Vibecoding 020: JuiceSec — OWASP Vulnerability Lab with AI Tutor
Table of Contents
OWASP Juice Shop is the gold standard for learning web application security — a deliberately vulnerable Node.js app where you practice exploiting real vulnerabilities in a safe environment. I wanted to build something with the same spirit but without the setup: no Docker, no Node, no local install. Open a URL, start hacking.

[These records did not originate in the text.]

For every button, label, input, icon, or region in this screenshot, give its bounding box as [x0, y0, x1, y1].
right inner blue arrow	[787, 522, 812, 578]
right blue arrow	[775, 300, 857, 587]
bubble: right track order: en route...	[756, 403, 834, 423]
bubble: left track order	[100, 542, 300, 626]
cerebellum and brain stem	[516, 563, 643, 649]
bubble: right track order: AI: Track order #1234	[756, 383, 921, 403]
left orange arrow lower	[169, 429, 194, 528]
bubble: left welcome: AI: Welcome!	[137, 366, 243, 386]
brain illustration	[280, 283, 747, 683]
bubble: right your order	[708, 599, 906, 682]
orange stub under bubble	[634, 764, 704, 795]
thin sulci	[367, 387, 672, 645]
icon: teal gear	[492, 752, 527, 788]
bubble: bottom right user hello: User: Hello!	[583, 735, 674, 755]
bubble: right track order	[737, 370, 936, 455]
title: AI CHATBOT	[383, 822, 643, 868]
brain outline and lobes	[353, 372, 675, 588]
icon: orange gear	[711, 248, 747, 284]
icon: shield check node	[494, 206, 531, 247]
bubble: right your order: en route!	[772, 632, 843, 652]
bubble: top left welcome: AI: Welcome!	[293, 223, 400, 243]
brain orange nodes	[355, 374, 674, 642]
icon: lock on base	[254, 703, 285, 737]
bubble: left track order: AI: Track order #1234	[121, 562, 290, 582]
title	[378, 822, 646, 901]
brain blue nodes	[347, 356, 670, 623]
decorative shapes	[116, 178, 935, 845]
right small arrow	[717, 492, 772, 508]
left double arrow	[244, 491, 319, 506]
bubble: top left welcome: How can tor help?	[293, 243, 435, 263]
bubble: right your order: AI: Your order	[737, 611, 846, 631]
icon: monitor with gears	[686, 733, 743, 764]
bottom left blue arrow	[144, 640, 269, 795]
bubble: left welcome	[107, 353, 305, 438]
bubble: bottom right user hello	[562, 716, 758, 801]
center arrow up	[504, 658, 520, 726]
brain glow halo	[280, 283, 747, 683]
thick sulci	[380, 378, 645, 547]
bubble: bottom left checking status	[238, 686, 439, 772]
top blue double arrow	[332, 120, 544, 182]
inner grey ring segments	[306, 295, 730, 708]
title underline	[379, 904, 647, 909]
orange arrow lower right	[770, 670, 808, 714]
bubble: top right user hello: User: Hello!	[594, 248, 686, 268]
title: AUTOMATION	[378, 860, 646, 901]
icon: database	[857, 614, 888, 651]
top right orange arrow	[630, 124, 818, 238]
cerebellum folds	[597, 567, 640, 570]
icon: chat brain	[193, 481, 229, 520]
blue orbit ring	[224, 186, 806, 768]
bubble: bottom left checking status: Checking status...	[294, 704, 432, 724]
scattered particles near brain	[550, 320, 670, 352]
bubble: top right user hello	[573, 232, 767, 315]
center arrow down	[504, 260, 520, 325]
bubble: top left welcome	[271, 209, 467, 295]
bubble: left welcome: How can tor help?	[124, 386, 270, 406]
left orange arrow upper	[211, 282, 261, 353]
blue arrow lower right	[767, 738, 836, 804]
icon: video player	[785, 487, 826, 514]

The result is JuiceSec: ten interactive challenges covering the OWASP Top 10, with an AI tutor that coaches you through each one using the Socratic method.
The challenges #
All ten run entirely in the browser — there’s no real backend to attack, but the simulations are faithful enough to teach the actual mechanics:
| # | Challenge | OWASP 2021 |
|---|---|---|
| 01 | SQL Injection | A03 — Injection |
| 02 | Reflected XSS | A03 — Injection |
| 03 | Broken Authentication | A07 — Auth Failures |
| 04 | IDOR | A01 — Broken Access Control |
| 05 | Security Misconfiguration | A05 — Misconfiguration |
| 06 | Sensitive Data Exposure | A02 — Cryptographic Failures |
| 07 | JWT None Algorithm | A02 — Cryptographic Failures |
| 08 | Command Injection | A03 — Injection |
| 09 | SSRF | A10 — SSRF |
| 10 | Stored XSS | A03 — Injection |
The SQL injection challenge shows the query being constructed in real time as you type — you can watch exactly what happens to the WHERE clause when you inject ' OR '1'='1. The JWT challenge gives you a live token decoder and encoder, so you can swap alg: HS256 for alg: none and escalate your role from user to admin. The SSRF challenge accepts any URL and shows what the server “fetches” — point it at 169.254.169.254 and watch it hand over AWS IAM credentials.
Each challenge is solved, not explained. You have to find the exploit yourself.
The AI tutor #
The right panel is a chat interface backed by Cloudflare Workers AI (llama-3.1-8b-instruct). It has two modes:
Hint mode — Socratic. It never gives you the answer. Instead it asks questions that push you toward the right mental model: “What do you think happens to the SQL query if your input contains a single quote?” It’s genuinely annoying in the best way.
Explain mode — fires automatically when you solve a challenge. It explains the root cause, gives a real-world example of the vulnerability being exploited, and describes the correct mitigation. This is the part that makes it educational rather than just a game.
The system prompt is strict: the tutor is forbidden from revealing the exploit string until the challenge is solved. I tested this and it holds — even when you ask directly, it redirects to a guiding question.
Architecture #
Same pattern as
argus — a single Cloudflare Worker that serves the full app at GET / and handles the AI tutor at POST /tutor. No external API keys. No database. No build step.
GET / → full HTML/CSS/JS app (inlined)
POST /tutor → Workers AI (llama-3.1-8b-instruct)
The challenge logic runs entirely in browser JavaScript. A simulated ORDER_DB object backs the IDOR challenge. A commentStore array backs the stored XSS comment board. The JWT challenge uses btoa/atob in the browser to encode and decode tokens. None of this is real — but the vulnerability patterns are.
One thing that bit me: all the challenge JavaScript lives inside a template literal (const HTML = \…`) in the worker. JavaScript template literals silently strip backslashes from unrecognised escape sequences — so every regex using \w, \s, \S, \bin the challenge code was broken at runtime./on\w+=/was arriving in the browser as/onw+=/. Fixed by doubling every backslash in the template: \w, \s`, etc. The kind of bug that only shows up when you’re testing the live app.
What it looks like #
Three-pane layout: challenge list on the left (with OWASP category and difficulty badge), the interactive playground in the centre, and the AI tutor on the right. Dark theme, terminal green accents, JetBrains Mono for code elements. Score and progress tracked in the header.